1917 photograph of Carroll Earl Beauchamp Peeke (1898–1991), son of Grace Wishaar.

Carroll Earl Beauchamp Peeke (1898–1991) was the son of Oscar Graham Peeke. Lt. Col. Carroll Peeke grew up in Seattle, fought in WWI, and graduated from University California at Berkely. Hejoined the San Francisco Call-Bulletin in 1922 and later worked as city and diplomatic editor at the Times Herald in Washington, D.C.

Carroll E.B. Peeke (center) in photograph with other members of the press and Charles Lindbergh (second from left). This was taken during Charles Lindbergh’s visit to Monterey, California. [California Heritage Collection, The Bancroft Library, University of California, Berkeley]. Here is the link: http://www.coltautos.com/cagotm201406.htm
The year after Wishaar gave birth to Carroll, she left Seattle for New York with a determination to succeed in the world of scenic art, later returning in 1902. There is something about a woman continuing with her career even after giving birth during the 1890s that greatly intrigued me. During the fall of 1899 Wishaar studied at the Chase Art School, only briefly returning to Seattle, before looking for work in New York by January 1901.

Four months later, she was interviewed by the by the Buffalo Morning Express and Illustrated Buffalo News (April 4, 1901, page 3). They published an article, “She is a Scenic Artist,” reporting that Miss Grace Wishaar had recently arrived from Seattle and was working with the scenic artist Frank D. Dodge. Wishaar was described as dressed in a denim apron with “forty kinds of paint” on it. The journalist also commented how pretty this small “slip of a girl” was with her brown hair and dark eyes.

The article also made it clear that Wishaar had no interest going out or being distracted while working in New York. At the end of the interview she simply explained, “I am here to work.

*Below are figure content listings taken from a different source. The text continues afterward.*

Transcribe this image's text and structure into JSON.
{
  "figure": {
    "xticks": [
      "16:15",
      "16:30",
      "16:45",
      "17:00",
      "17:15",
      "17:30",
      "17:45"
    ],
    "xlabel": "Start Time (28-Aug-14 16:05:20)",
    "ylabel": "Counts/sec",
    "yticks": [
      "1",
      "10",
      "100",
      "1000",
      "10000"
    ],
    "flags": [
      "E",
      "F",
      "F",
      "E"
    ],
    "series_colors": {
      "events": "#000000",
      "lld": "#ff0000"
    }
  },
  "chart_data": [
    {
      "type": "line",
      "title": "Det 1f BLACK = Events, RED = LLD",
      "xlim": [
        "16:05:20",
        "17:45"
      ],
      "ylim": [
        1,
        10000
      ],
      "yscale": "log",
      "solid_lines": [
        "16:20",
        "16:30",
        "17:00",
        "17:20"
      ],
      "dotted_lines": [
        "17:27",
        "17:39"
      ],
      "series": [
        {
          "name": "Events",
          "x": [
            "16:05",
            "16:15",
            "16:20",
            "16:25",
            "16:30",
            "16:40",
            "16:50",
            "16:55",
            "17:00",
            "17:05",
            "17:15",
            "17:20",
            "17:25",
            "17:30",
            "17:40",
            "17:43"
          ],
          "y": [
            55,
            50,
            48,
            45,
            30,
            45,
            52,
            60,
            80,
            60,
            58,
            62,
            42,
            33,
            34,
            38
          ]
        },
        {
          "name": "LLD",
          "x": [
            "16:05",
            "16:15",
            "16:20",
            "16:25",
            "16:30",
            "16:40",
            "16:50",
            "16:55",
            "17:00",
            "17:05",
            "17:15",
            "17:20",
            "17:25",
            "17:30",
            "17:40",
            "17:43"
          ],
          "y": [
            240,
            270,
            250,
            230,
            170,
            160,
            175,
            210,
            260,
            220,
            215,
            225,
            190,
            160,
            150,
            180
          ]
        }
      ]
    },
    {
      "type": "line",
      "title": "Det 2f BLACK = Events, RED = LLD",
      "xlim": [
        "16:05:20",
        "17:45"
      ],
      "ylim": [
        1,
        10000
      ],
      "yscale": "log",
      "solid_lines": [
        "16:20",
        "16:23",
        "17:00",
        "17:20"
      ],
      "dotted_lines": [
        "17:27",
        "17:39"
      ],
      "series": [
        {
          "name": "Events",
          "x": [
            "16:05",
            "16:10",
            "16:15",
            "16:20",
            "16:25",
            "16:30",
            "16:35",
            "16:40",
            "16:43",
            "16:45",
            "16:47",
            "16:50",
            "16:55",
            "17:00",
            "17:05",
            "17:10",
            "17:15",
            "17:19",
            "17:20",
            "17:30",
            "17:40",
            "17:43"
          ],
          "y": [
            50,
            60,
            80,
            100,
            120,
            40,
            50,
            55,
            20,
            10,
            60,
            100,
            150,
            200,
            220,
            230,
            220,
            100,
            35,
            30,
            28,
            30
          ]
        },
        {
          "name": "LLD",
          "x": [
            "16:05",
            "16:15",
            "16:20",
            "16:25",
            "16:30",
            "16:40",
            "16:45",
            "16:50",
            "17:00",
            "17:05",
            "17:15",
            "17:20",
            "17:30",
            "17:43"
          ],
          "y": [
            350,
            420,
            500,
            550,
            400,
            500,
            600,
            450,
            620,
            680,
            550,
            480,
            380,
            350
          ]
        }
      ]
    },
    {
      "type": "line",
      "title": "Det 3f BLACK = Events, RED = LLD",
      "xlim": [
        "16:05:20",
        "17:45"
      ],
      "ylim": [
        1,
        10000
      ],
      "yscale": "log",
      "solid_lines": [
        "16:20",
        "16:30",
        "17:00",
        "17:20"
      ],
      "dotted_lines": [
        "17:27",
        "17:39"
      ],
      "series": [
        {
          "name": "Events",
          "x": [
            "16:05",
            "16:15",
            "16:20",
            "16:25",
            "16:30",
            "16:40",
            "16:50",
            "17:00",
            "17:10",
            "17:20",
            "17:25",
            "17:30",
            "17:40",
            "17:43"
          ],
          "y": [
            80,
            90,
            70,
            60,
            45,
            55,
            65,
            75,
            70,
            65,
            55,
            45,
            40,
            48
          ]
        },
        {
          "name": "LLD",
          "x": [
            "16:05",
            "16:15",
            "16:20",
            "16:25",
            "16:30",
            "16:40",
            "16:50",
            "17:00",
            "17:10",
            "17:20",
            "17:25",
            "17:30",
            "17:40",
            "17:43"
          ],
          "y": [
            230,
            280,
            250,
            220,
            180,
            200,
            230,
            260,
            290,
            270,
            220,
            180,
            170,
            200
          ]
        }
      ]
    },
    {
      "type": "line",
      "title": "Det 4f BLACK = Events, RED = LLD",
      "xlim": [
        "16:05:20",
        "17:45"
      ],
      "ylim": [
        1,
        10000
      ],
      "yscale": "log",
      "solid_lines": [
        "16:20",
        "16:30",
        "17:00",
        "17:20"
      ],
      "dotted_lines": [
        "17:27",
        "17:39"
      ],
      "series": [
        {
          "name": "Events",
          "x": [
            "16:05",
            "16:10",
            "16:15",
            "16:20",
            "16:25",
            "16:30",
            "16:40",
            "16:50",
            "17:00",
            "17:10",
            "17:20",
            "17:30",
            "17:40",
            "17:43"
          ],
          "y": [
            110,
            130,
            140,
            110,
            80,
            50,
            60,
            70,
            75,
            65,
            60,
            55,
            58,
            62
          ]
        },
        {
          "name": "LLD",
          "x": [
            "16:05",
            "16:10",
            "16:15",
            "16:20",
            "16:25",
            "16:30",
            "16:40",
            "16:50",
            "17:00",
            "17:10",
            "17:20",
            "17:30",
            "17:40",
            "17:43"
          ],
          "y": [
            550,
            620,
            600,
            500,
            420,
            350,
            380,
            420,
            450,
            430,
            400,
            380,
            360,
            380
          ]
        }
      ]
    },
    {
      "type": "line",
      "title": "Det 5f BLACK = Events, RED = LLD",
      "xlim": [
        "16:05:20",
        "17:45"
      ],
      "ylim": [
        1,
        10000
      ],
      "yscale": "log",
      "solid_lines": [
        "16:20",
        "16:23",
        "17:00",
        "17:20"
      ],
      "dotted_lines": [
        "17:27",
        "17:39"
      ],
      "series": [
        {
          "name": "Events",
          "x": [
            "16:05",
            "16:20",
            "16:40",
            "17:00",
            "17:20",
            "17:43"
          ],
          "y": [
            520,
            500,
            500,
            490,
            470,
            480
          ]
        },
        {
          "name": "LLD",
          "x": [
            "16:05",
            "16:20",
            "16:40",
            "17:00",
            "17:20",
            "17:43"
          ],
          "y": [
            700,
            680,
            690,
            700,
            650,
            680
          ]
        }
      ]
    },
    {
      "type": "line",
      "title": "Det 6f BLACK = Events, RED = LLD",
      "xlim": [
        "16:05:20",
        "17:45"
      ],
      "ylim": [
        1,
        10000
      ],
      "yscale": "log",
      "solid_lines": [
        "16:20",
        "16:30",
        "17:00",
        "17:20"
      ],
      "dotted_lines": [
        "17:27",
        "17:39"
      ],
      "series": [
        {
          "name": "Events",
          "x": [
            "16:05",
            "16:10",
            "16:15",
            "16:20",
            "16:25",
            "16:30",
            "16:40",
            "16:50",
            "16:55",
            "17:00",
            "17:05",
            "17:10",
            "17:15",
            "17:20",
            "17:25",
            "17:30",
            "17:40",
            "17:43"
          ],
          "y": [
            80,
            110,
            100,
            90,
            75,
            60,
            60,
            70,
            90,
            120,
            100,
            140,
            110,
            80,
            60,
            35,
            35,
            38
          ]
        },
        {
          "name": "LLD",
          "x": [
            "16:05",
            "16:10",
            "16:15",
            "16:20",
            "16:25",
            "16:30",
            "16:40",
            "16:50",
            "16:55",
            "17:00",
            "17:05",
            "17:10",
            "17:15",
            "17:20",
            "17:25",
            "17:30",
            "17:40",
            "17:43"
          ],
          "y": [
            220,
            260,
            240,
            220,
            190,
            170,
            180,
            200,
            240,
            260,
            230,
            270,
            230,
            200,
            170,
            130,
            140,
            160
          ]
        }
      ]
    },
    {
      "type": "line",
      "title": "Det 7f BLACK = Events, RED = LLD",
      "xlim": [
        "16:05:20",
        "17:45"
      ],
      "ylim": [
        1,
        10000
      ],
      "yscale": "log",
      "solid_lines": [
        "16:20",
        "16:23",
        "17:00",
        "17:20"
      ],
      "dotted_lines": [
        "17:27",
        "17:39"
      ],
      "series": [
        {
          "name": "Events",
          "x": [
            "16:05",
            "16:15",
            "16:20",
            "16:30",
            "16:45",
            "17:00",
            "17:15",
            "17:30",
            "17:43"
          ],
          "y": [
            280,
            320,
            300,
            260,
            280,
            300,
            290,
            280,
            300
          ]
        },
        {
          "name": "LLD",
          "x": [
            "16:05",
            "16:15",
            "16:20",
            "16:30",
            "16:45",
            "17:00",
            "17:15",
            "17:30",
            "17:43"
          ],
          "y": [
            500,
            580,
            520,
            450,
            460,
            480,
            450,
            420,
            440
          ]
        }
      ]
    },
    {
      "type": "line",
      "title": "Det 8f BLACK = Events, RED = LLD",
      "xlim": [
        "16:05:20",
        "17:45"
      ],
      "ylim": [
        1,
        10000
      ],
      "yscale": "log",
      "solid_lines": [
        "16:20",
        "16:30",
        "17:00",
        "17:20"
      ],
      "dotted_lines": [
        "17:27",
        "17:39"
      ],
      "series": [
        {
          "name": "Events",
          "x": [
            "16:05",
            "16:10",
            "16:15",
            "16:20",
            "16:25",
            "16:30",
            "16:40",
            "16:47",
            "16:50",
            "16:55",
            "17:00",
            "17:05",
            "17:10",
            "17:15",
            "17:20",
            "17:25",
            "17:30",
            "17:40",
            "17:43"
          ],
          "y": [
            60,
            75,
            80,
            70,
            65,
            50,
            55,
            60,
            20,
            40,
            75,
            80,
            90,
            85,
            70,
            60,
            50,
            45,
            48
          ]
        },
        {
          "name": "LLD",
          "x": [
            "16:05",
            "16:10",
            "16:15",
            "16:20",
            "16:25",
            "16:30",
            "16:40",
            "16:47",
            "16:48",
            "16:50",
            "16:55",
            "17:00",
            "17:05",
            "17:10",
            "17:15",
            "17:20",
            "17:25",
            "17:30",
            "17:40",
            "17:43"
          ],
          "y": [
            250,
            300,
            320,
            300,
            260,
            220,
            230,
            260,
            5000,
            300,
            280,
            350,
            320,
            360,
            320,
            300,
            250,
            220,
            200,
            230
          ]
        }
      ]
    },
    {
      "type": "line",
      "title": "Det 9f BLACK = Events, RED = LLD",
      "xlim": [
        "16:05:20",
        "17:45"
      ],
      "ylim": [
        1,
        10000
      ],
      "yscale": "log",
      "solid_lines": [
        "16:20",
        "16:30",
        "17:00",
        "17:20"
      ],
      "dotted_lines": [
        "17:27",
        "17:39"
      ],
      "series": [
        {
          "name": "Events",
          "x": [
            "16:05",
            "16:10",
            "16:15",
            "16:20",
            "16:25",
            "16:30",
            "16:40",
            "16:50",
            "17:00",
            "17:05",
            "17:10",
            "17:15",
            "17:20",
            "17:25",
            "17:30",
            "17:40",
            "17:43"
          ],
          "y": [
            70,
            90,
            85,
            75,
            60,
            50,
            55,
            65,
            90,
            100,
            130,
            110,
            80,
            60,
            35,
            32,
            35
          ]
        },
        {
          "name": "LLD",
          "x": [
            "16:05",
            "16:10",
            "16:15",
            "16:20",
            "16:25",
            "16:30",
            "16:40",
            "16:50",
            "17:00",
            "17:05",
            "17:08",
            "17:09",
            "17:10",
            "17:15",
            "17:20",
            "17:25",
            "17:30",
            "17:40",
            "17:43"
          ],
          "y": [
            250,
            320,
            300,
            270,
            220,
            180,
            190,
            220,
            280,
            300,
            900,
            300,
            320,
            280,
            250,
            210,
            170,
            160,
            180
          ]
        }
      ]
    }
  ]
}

I confess I don’t like theaters and the cafes very well, and if I had wanted society, I should have stayed in Seattle for that. I love my work. I love it! There is no place in the world, you know, where it is taught. I have been lucky enough to be born able to do it a little, and I won’t share my time with anything else.” She continued, “They told me at half the theaters in town that a woman couldn’t do it. Any way, I have proved one woman can.”